Now, let's calculate the total cost of the confections Terry bought:
The cost of x chocolate bars is 10x cents.
The cost of 3x mints is 3 * 3x = 9x cents.
The cost of (3x + 1) packs of chewing gum is (3x + 1) * 6 = 18x + 6 cents.
The total cost of all the confections is the sum of the costs of the individual confections:
10x + 9x + 18x + 6 = 80
Combining like terms:
37x + 6 = 80
Subtracting 6 from both sides:
37x = 74
Dividing both sides by 37:
x = 2
So, Terry bought 2 chocolate bars.
The number of mints is 3x = 3 * 2 = 6.
The number of packs of chewing gum is 3x + 1 = 3 * 2 + 1 = 7.
Therefore, Terry bought 2 chocolate bars, 6 mints, and 7 packs of chewing gum.
To solve this problem, let's use algebra to represent the number of each confection that Terry bought.
Let's assume:
G = number of packs of chewing gum
M = number of mints
C = number of chocolate bars
Based on the information given in the problem, we can create the following equations:
1) "The number of packs of chewing gum was one more than the number of mints."
G = M + 1
2) "The number of mints was three times the number of chocolate bars."
M = 3C
Now, let's calculate the cost of each confection:
Cost of gum = 6 cents per pack
Cost of mints = 3 cents each
Cost of chocolate bars = 10 cents each
The total cost of gum would be: 6G cents
The total cost of mints would be: 3M cents
The total cost of chocolate bars would be: 10C cents
Lastly, we know that the total cost of all the items is 80 cents:
Total cost = 6G + 3M + 10C = 80
Now we have a system of equations:
G = M + 1 -- Equation 1
M = 3C -- Equation 2
6G + 3M + 10C = 80 -- Equation 3
To find the values of G, M, and C, we need to solve this system of equations using substitution or elimination.
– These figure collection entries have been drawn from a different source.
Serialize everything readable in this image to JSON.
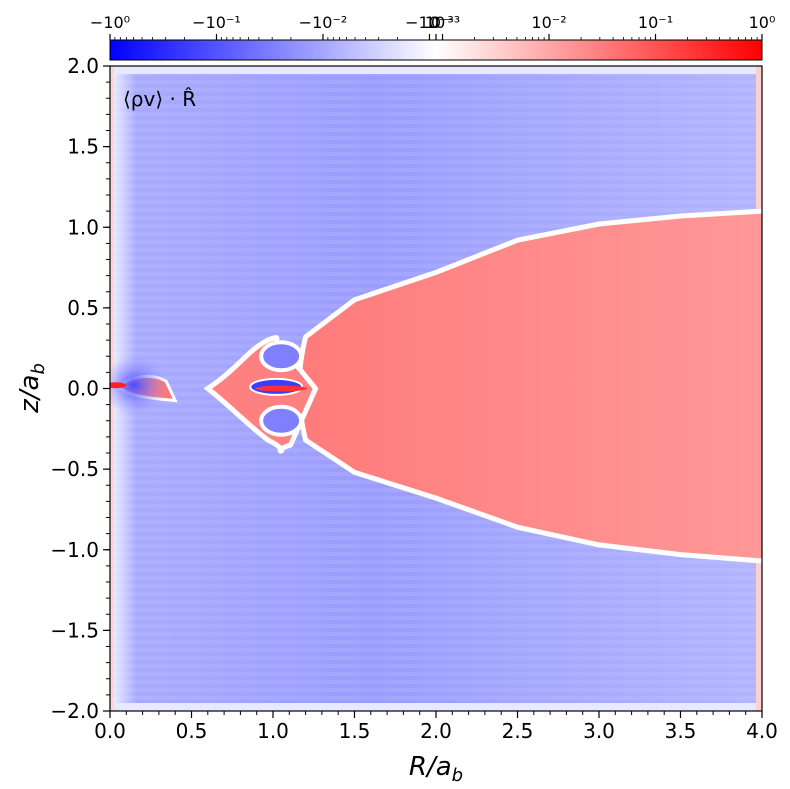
{
  "chart_data": {
    "type": "heatmap",
    "title": "",
    "annotation": "⟨ρv⟩ · R̂",
    "xlabel": "R/a_b",
    "ylabel": "z/a_b",
    "xlim": [
      0.0,
      4.0
    ],
    "ylim": [
      -2.0,
      2.0
    ],
    "x_ticks": [
      0.0,
      0.5,
      1.0,
      1.5,
      2.0,
      2.5,
      3.0,
      3.5,
      4.0
    ],
    "x_tick_labels": [
      "0.0",
      "0.5",
      "1.0",
      "1.5",
      "2.0",
      "2.5",
      "3.0",
      "3.5",
      "4.0"
    ],
    "y_ticks": [
      2.0,
      1.5,
      1.0,
      0.5,
      0.0,
      -0.5,
      -1.0,
      -1.5,
      -2.0
    ],
    "y_tick_labels": [
      "2.0",
      "1.5",
      "1.0",
      "0.5",
      "0.0",
      "−0.5",
      "−1.0",
      "−1.5",
      "−2.0"
    ],
    "colorbar": {
      "scale": "symlog",
      "linthresh": 0.001,
      "range": [
        -1,
        1
      ],
      "ticks": [
        -1,
        -0.1,
        -0.01,
        -0.001,
        0,
        0.001,
        0.01,
        0.1,
        1
      ],
      "tick_labels": [
        "−10⁰",
        "−10⁻¹",
        "−10⁻²",
        "−10⁻³",
        "0",
        "10⁻³",
        "10⁻²",
        "10⁻¹",
        "10⁰"
      ],
      "colormap": "bwr",
      "colors": {
        "negative": "#0000ff",
        "zero": "#ffffff",
        "positive": "#ff0000"
      }
    },
    "regions": {
      "outer_background": {
        "sign": "negative",
        "approx_value": -0.01
      },
      "main_lobe": {
        "sign": "positive",
        "approx_value": 0.01,
        "upper_boundary": [
          [
            1.2,
            0.32
          ],
          [
            1.5,
            0.55
          ],
          [
            2.0,
            0.72
          ],
          [
            2.5,
            0.92
          ],
          [
            3.0,
            1.02
          ],
          [
            3.5,
            1.07
          ],
          [
            4.0,
            1.1
          ]
        ],
        "lower_boundary": [
          [
            1.2,
            -0.32
          ],
          [
            1.5,
            -0.52
          ],
          [
            2.0,
            -0.68
          ],
          [
            2.5,
            -0.86
          ],
          [
            3.0,
            -0.97
          ],
          [
            3.5,
            -1.03
          ],
          [
            4.0,
            -1.07
          ]
        ]
      },
      "left_column": {
        "sign": "positive",
        "approx_value": 0.003,
        "x_range": [
          0.0,
          0.02
        ]
      },
      "inner_blob": {
        "sign": "positive",
        "approx_value": 0.01,
        "x_range": [
          0.6,
          1.2
        ],
        "y_range": [
          -0.35,
          0.3
        ]
      },
      "small_lobe": {
        "sign": "positive",
        "approx_value": 0.03,
        "x_range": [
          0.05,
          0.4
        ],
        "y_range": [
          -0.05,
          0.07
        ]
      },
      "hot_spots": [
        {
          "sign": "positive",
          "approx_value": 0.5,
          "x": 0.0,
          "y": 0.02
        },
        {
          "sign": "positive",
          "approx_value": 0.5,
          "x": 1.05,
          "y": 0.0
        }
      ],
      "blue_hollows": [
        {
          "sign": "negative",
          "approx_value": -0.05,
          "x": 1.05,
          "y": 0.2
        },
        {
          "sign": "negative",
          "approx_value": -0.05,
          "x": 1.05,
          "y": -0.2
        },
        {
          "sign": "negative",
          "approx_value": -0.2,
          "x": 0.15,
          "y": 0.02
        }
      ]
    }
  }
}
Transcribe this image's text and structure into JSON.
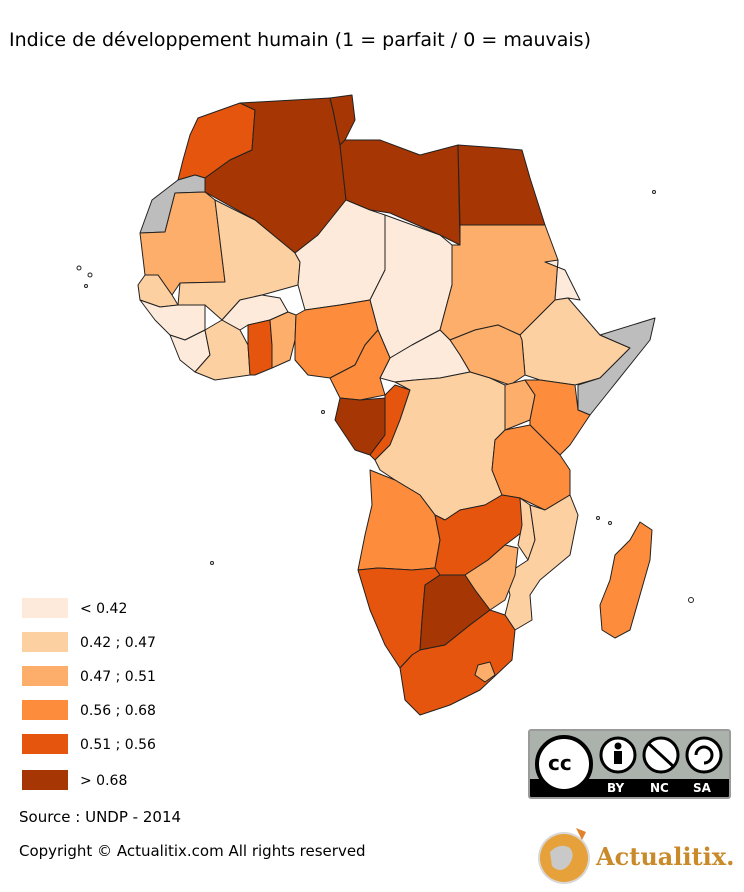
{
  "title": "Indice de développement humain (1 = parfait / 0 = mauvais)",
  "colors": {
    "c1": "#fdeadb",
    "c2": "#fdd0a2",
    "c3": "#fdae6b",
    "c4": "#fd8d3c",
    "c5": "#e6550d",
    "c6": "#a63603",
    "nodata": "#bdbdbd",
    "border": "#222222"
  },
  "legend": [
    {
      "label": "< 0.42",
      "color": "#fdeadb"
    },
    {
      "label": "0.42 ; 0.47",
      "color": "#fdd0a2"
    },
    {
      "label": "0.47 ; 0.51",
      "color": "#fdae6b"
    },
    {
      "label": "0.56 ; 0.68",
      "color": "#fd8d3c"
    },
    {
      "label": "0.51 ; 0.56",
      "color": "#e6550d"
    },
    {
      "label": "> 0.68",
      "color": "#a63603"
    }
  ],
  "source": "Source : UNDP - 2014",
  "copyright": "Copyright © Actualitix.com All rights reserved",
  "license": {
    "by": "BY",
    "nc": "NC",
    "sa": "SA",
    "cc": "cc"
  },
  "brand": {
    "name": "Actualitix."
  }
}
First, let's substitute Equation 2 into Equation 1:
G = (3C) + 1
Now substitute the expression for G into Equation 3:
6((3C) + 1) + 3M + 10C = 80
Expand and simplify the equation:
18C + 6 + 3M + 10C = 80
28C + 3M = 74 -- Equation 4
Now let's substitute the expression for M in terms of C from Equation 2 into Equation 4:
28C + 3(3C) = 74
Expand and simplify the equation:
28C + 9C = 74
37C = 74
C = 2
Now that we have the value of C, we can substitute it back into Equation 2 to find M:
M = 3(2)
M = 6
Finally, substitute C = 2 into Equation 1 to find G:
G = (6) + 1
G = 7
Therefore, Terry bought 7 packs of gum, 6 mints, and 2 chocolate bars for a total of 80 cents.